The Socio-Economic Rights and Accountability Project (SERAP) has called on the Group Chief Executive Officer of the Nigerian National Petroleum Company Limited, NNPC, Mr Bayo Bashir Ojulari, to explain the whereabouts of billions of naira and foreign currency allegedly missing from the company’s accounts, as highlighted in the latest report by the Auditor-General of the Federation.
In a letter dated 25 October 2025, SERAP urged Mr Ojulari to “identify those responsible for the diversion or misappropriation” of the funds and hand them over to the Independent Corrupt Practices and Other Related Offences Commission (ICPC) and the Economic and Financial Crimes Commission (EFCC) for prosecution.
According to the report published on 9 September 2025, the NNPCL failed to account for over N22.3 billion, $49.7 million, £14.3 million, and €5.2 million in oil money.

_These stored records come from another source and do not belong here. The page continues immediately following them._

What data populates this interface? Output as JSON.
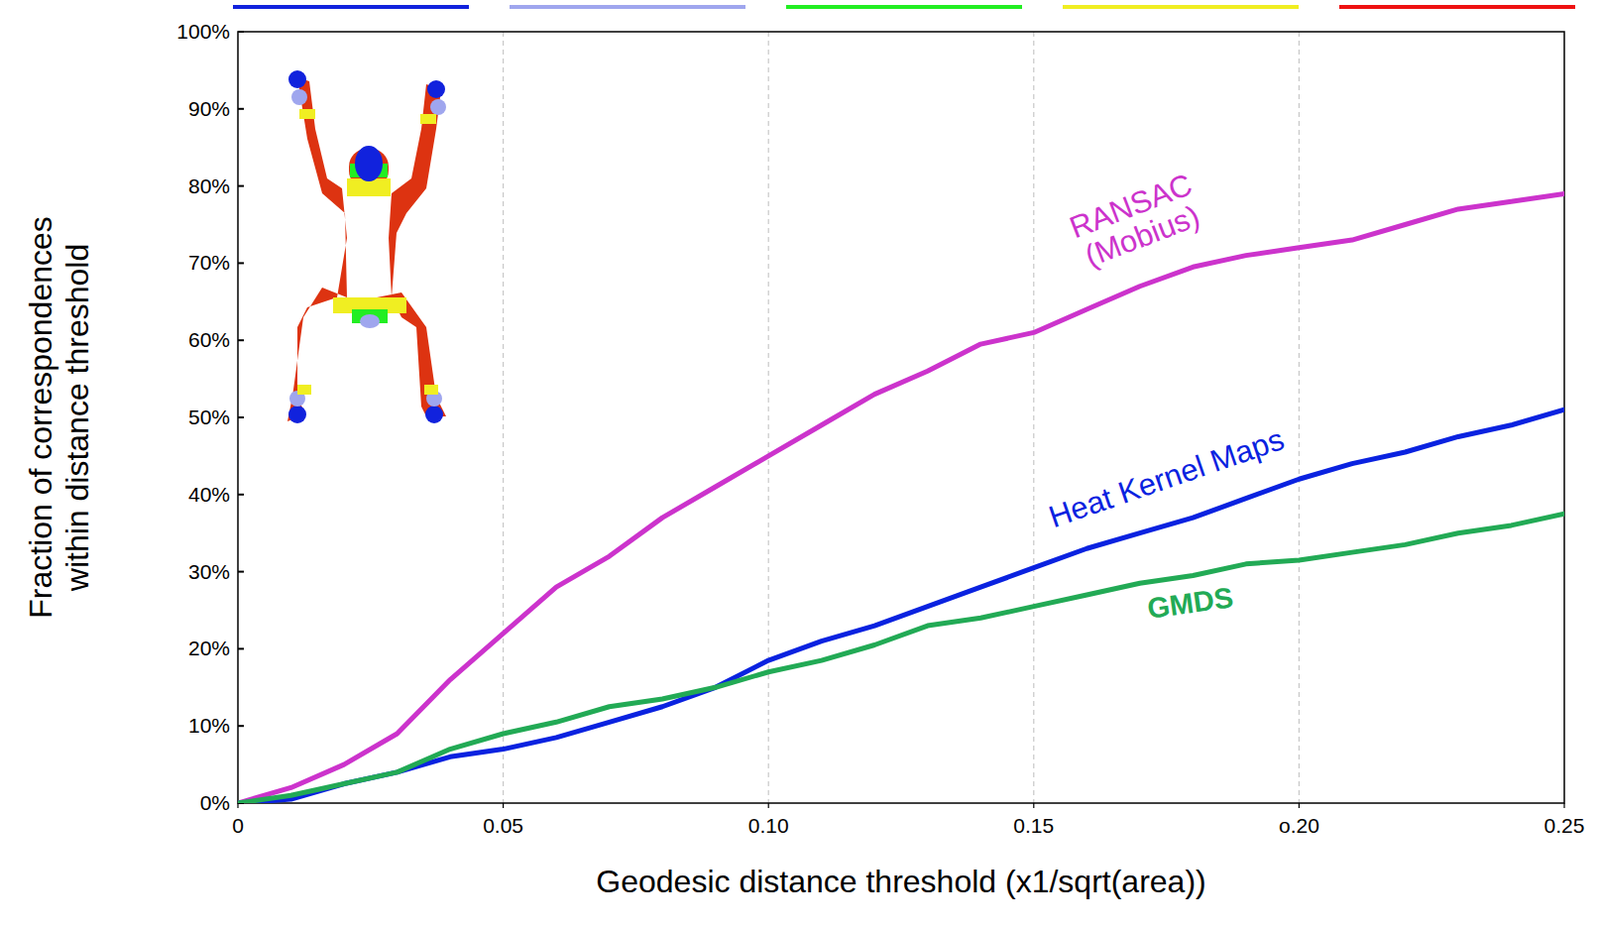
{
  "chart_data": {
    "type": "line",
    "xlabel": "Geodesic distance threshold (x1/sqrt(area))",
    "ylabel": [
      "Fraction of correspondences",
      "within distance threshold"
    ],
    "x": [
      0,
      0.01,
      0.02,
      0.03,
      0.04,
      0.05,
      0.06,
      0.07,
      0.08,
      0.09,
      0.1,
      0.11,
      0.12,
      0.13,
      0.14,
      0.15,
      0.16,
      0.17,
      0.18,
      0.19,
      0.2,
      0.21,
      0.22,
      0.23,
      0.24,
      0.25
    ],
    "series": [
      {
        "name": "RANSAC (Mobius)",
        "color": "#cc33cc",
        "values": [
          0,
          2,
          5,
          9,
          16,
          22,
          28,
          32,
          37,
          41,
          45,
          49,
          53,
          56,
          59.5,
          61,
          64,
          67,
          69.5,
          71,
          72,
          73,
          75,
          77,
          78,
          79
        ]
      },
      {
        "name": "Heat Kernel Maps",
        "color": "#0a22e0",
        "values": [
          0,
          0.5,
          2.5,
          4,
          6,
          7,
          8.5,
          10.5,
          12.5,
          15,
          18.5,
          21,
          23,
          25.5,
          28,
          30.5,
          33,
          35,
          37,
          39.5,
          42,
          44,
          45.5,
          47.5,
          49,
          51
        ]
      },
      {
        "name": "GMDS",
        "color": "#22aa55",
        "values": [
          0,
          1,
          2.5,
          4,
          7,
          9,
          10.5,
          12.5,
          13.5,
          15,
          17,
          18.5,
          20.5,
          23,
          24,
          25.5,
          27,
          28.5,
          29.5,
          31,
          31.5,
          32.5,
          33.5,
          35,
          36,
          37.5
        ]
      }
    ],
    "xlim": [
      0,
      0.25
    ],
    "xticks": [
      0,
      0.05,
      {
        "value": 0.1,
        "label": "0.10"
      },
      0.15,
      {
        "value": 0.2,
        "label": "o.20"
      },
      0.25
    ],
    "ylim": [
      0,
      100
    ],
    "yticks": [
      {
        "value": 0,
        "label": "0%"
      },
      {
        "value": 10,
        "label": "10%"
      },
      {
        "value": 20,
        "label": "20%"
      },
      {
        "value": 30,
        "label": "30%"
      },
      {
        "value": 40,
        "label": "40%"
      },
      {
        "value": 50,
        "label": "50%"
      },
      {
        "value": 60,
        "label": "60%"
      },
      {
        "value": 70,
        "label": "70%"
      },
      {
        "value": 80,
        "label": "80%"
      },
      {
        "value": 90,
        "label": "90%"
      },
      {
        "value": 100,
        "label": "100%"
      }
    ],
    "grid": "x"
  }
}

SERAP’s deputy director, Kolawole Oluwadare, who signed the letter, described the findings as “a grave violation of public trust and the Nigerian Constitution,” warning that such irregularities deepen poverty and undermine economic development.

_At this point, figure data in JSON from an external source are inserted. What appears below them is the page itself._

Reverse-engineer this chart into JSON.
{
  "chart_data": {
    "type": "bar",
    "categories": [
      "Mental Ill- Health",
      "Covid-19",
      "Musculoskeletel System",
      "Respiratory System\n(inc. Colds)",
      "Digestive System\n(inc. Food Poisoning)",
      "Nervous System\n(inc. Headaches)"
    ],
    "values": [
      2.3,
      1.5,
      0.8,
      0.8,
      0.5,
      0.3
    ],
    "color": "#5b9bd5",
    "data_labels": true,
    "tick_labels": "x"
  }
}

Auditor-General’s report exposes widespread mismanagement
The 2022 audit report paints a troubling picture of systemic irregularities and questionable payments running into billions.
Among the cases highlighted, the NNPCL reportedly paid N292 million for an Accident and Emergency facility in Abuja that was never built, while £14.3 million meant for repairs at the company’s London office vanished without trace.
The audit also cited unexplained payments, including $22.8 million to a contractor for crude oil lifting, N2.3 billion as cash options for staff without approval, and €5.2 million for maintenance of the Atlas Cove Jetty Facility without supporting documentation.
Other questionable transactions include billions spent on phantom contracts, duplicated consultancy fees, and tax deductions that were never remitted. The Auditor-General’s findings suggest that funds intended for national development were routinely diverted, with minimal accountability from NNPCL management.